Following the formation of committee in the fall and a large number of requests for assistance from veteran students on campus, administration turned their attention to their own affairs.

“We felt as though it was important for us to make sure that we were also providing some more, if not better services to the returning veterans,” said Oswego State vice president and Provost Dr. Lorrie Clemo.

After researching techniques and methods other schools have put into effect for their veteran students, and consulting members of the faculty that served in the military, Oswego State produced its own set of services for veterans.

Ben Parker, an employee for the Division of Extended Learning, was named coordinator of veteran services at Oswego State. Parker, one of the key members of the committee put together by Clemo, was pleased with the school’s response.

“It was something that the administrators were really behind,” Parker said. “They supported what we were doing and granted us what we requested.”

Elaborating on what the school has already enacted, Parker spoke about faculty training that is meant to cultivate awareness in staff of the potential issues that may confront veterans in the college setting.

“A lot of it is misunderstandings,” Parker said, stating that sometimes the distinction between solider and politician is lost, and political feelings are taken out on the wrong people.

The transition from a strict and rigid military atmosphere to a loose and more relaxed college campus can leave veterans feeling out of place, and in some instances, isolated.

“Taking it a step further, there are also counselors who are prepared to aid veterans with Post-traumatic Stress Disorder and traumatic brain injuries,” Parker said.

Both Clemo and Parker were happy to have the school named “Military Friendly” in January 2013. The school was awarded for its welcoming policies toward veterans, which include transferrable credits from military training to college, refundable tuition or placing a class on hold in the event of transfer, flexible evening and online classes and faculty workshops to increase awareness and experience in interacting with military service members.

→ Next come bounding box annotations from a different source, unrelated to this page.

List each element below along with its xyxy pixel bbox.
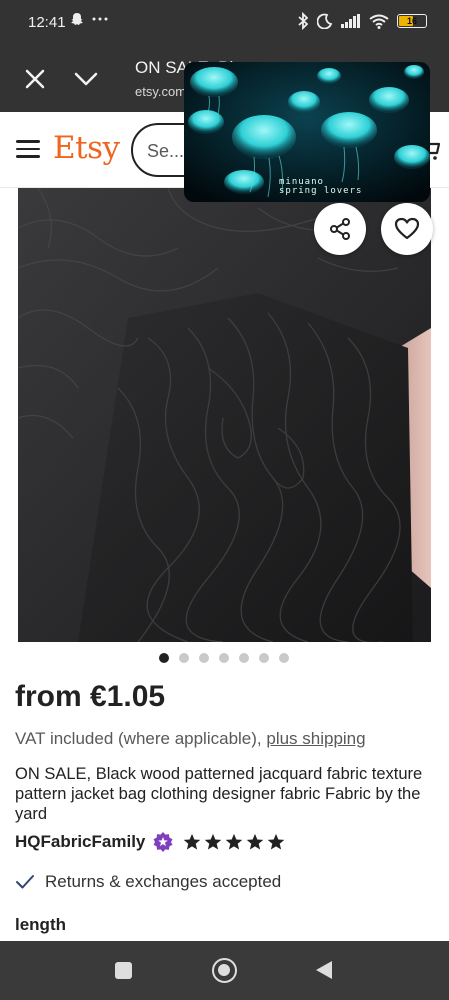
star-icon — [268, 833, 285, 850]
status-left-icons — [70, 12, 108, 26]
favorite-button[interactable] — [381, 203, 433, 255]
star-icon — [226, 833, 243, 850]
battery-level: 16 — [406, 16, 417, 26]
star-icon — [247, 833, 264, 850]
more-icon — [92, 17, 108, 21]
carousel-dot[interactable] — [279, 653, 289, 663]
share-icon — [330, 218, 350, 240]
status-bar: 12:41 16 — [0, 0, 449, 46]
carousel-dot[interactable] — [199, 653, 209, 663]
carousel-dot[interactable] — [239, 653, 249, 663]
carousel-dot[interactable] — [259, 653, 269, 663]
wifi-icon — [369, 14, 389, 29]
bluetooth-icon — [298, 12, 309, 30]
share-button[interactable] — [314, 203, 366, 255]
shop-name-link[interactable]: HQFabricFamily — [15, 832, 145, 852]
battery-icon: 16 — [397, 14, 427, 28]
returns-row: Returns & exchanges accepted — [15, 872, 281, 892]
product-image[interactable] — [18, 188, 431, 642]
star-seller-badge-icon — [153, 832, 173, 852]
pip-caption-line2: spring lovers — [279, 186, 363, 196]
menu-icon[interactable] — [16, 140, 40, 160]
status-time: 12:41 — [28, 14, 66, 31]
checkmark-icon — [16, 875, 34, 889]
vat-label: VAT included (where applicable), — [15, 729, 267, 748]
variation-label: length — [15, 915, 66, 934]
returns-text: Returns & exchanges accepted — [45, 872, 282, 891]
plus-shipping-link[interactable]: plus shipping — [266, 729, 365, 748]
close-icon[interactable] — [22, 66, 48, 92]
search-placeholder: Se... — [147, 141, 185, 161]
signal-icon — [341, 14, 360, 28]
star-icon — [205, 833, 222, 850]
snapchat-icon — [71, 13, 83, 25]
moon-icon — [317, 13, 333, 29]
rating-stars — [183, 833, 285, 851]
carousel-dot[interactable] — [219, 653, 229, 663]
heart-icon — [394, 217, 420, 240]
system-nav-bar — [0, 941, 449, 1000]
status-right-icons: 16 — [297, 12, 427, 30]
back-button[interactable] — [316, 961, 332, 979]
home-button[interactable] — [212, 958, 237, 983]
shop-row: HQFabricFamily — [15, 832, 285, 852]
pip-video-player[interactable]: minuano spring lovers — [184, 62, 430, 202]
pip-caption: minuano spring lovers — [279, 178, 362, 196]
carousel-dot[interactable] — [179, 653, 189, 663]
vat-text: VAT included (where applicable), plus sh… — [15, 729, 366, 749]
image-carousel-dots — [159, 653, 289, 663]
recents-button[interactable] — [115, 962, 132, 979]
product-price: from €1.05 — [15, 680, 166, 713]
product-title: ON SALE, Black wood patterned jacquard f… — [15, 765, 423, 823]
fabric-photo — [18, 188, 431, 642]
etsy-logo[interactable]: Etsy — [53, 130, 120, 166]
star-icon — [184, 833, 201, 850]
carousel-dot[interactable] — [159, 653, 169, 663]
chevron-down-icon[interactable] — [72, 66, 100, 92]
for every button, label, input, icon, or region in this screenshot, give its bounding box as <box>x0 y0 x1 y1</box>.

Following Parker’s appointment and the creation of veteran services, Oswego State, with the help of the now permanent veteran’s committee, has created an orientation strictly for veterans and promoted prompt responses to veterans’ requests for assistance through contact with a single individual in the relevant department being contacted. Future plans include the installment of a veteran student lounge that will allow veterans to meet and talk to individuals with similar experiences to their own, the appointment of advisors who specialize in the needs of veterans and an increase in donations to veterans’ funds. Clemo mentioned specifically that she would like to see an increase in financial aid beyond what the government provides. She mentioned that a number of veterans run into financial difficulties despite government aid and she would like for them to be able to remain in school rather than being forced to drop out.

Clemo, Leblanc, and Parker all stated that they hope that these new veteran-friendly policies increase not only the reputation of the college, but also the quality of life for those returning from overseas deployment.